Transmitted proliferation disadvantage from mouse oocytes labeled in vivo with [3H]thymidine: radiosensitive target considerations.

This study was conducted to test the hypothesis that a nuclear target is involved in the embryonic cell proliferation disadvantage transmitted by irradiated mouse oocytes and detected by the chimera assay. In this assay, the cells from the irradiated embryo exhibit a competitive cell proliferation disadvantage when they are challenged by direct cell-cell contact with cells from a normal embryo in an aggregation chimera. Here, six pregnant CD-1 mice received a total of 1.85 TBq tritiated thymidine (TdR) delivered by multiple intraperitoneal injections during days 13-15 postconception.
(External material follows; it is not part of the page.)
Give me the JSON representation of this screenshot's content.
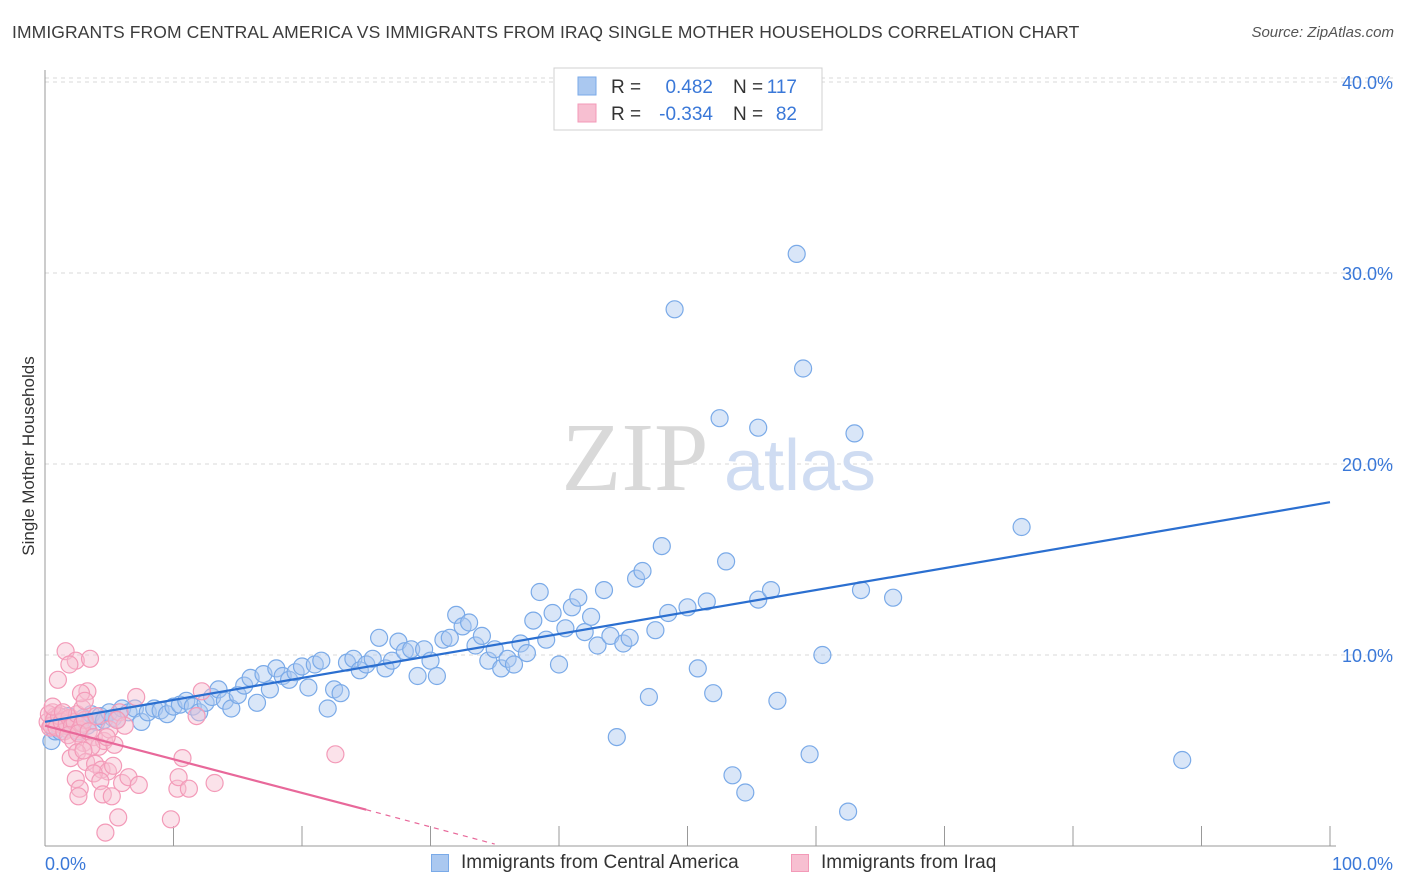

Six more pregnant mice were sham-injected to provide control embryos. Sixty randomly selected female progeny were mated at 47 days of age and their 4-cell embryos tested in the chimera assay. The mean proliferation ratio (PR, number of cells from the experimental embryo divided by total cell number of the chimera) for experimental chimeras was 0.45 +/- 0.02 SE (n = 43), which was significantly less than the mean PR of 0.49 +/- 0.01 SE (n = 47; p = 0.02) for control chimeras. This entire experiment was repeated, with similar results. A comparison for TdR confined to the nucleus (i.e., mean beta-ray range is only 0.7 microm) with the relationship for uniform irradiation by 137Cs gamma-rays demonstrates that these two very different modes of dose delivery produce essentially identical PRs. These results in vivo suggest a nuclear DNA target for embryonic cell proliferation disadvantage consistent with our previous findings in vitro.